You could be engaging in harassment if you:

  • Call, text, or email your spouse multiple times, especially after being told to stop.
  • Leave angry, threatening, or obscene messages, or repeatedly showing up to make angry, threatening, or obscene comments.
  • Stalking or following the victim.
  • Striking the victim.
  • “Engaging in a course of conduct or repeatedly committing acts which serve no legitimate purpose.”
  • Communicating at extremely inconvenient hours.

Despite the fact that the definition of harassment depends, in part, on intent, the “I didn’t mean it,” or “it was just a joke,” or “he/she took it the wrong way” defense is rarely effective.

And it’s so easy to misinterpret behavior.
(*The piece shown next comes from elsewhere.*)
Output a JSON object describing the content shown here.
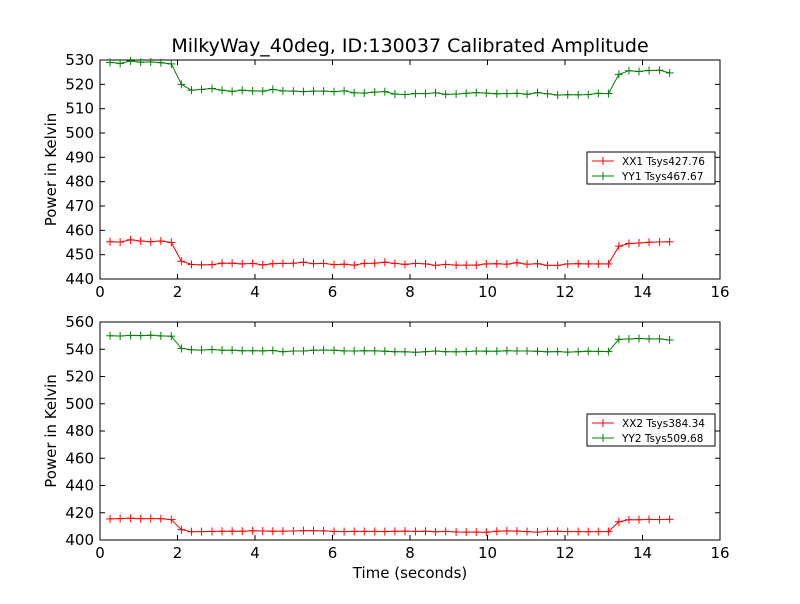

Courts are even getting locked into long discussion of what certain emojis mean because sometimes certain emojis can seem like threats. And, in reality, any gesture, right down to a simple smiley face, can become creepy, disturbing, and alarming if you send it twenty times without saying or doing anything else.

See also: 7 Bad Social Media Moves That Can Cost You During Your Divorce.

Threatening violence of any kind is a problem.

Even if you’re threatening violence to yourself. This creates a highly-charged, stressful situation for the victim, and is a manipulative tactic. Courts don’t see it in a very positive light, especially as it’s often coupled with name calling and shouting.

Obviously, any kind of actual violence is also a problem, even if you don’t have a history of domestic abuse.

See also: Does Domestic Violence Impact the Distribution of Marital Property?

What happens if someone commits harassment?

The target of the harassment can file for an ex parte order of protection. This means the harassing party does not have to be in court, and does not even have to know the order is being filed. The victim will present evidence and details of the conduct before the court, and the judge will make a decision.

The order only last 14 days, but judges may renew the order at any time until a permanent restraining order is either issued or denied.

The order will generally bar you from having any kind of contact with the victim or victims. It will usually specify the behaviors you’re not allowed to engage in, and note some level of distance you’re required to keep from the other party. You’re unlikely to go to jail, but bad behavior can definitely make its mark on your case.

What if I’m falsely accused of harassment?

Pennsylvania law recognizes that false representation is a crime. The statute reads:

“A person who knowingly gives false information to any law enforcement officer with the intent to implicate another under this section commits an offense under section 4906 (relating to false reports to law enforcement authorities).”

You’ll have to prove the false representation, just like your ex will be attempting to prove your harassment.

Please note. 

We are not siding with people who are malicious, or who are truly threatening their spouses. Nor do we want to minimize the impact these actions, even if they’re impulsive or misunderstood, can have on the victim, especially during a high-conflict, high-stakes event like a divorce.

See also: What to Do If You Feel Bullied By Your Ex.

We just want to help both parties understand what behavior to avoid. If you’re the victim, we support your right to get a protection order and are prepared to help you get one if you need one.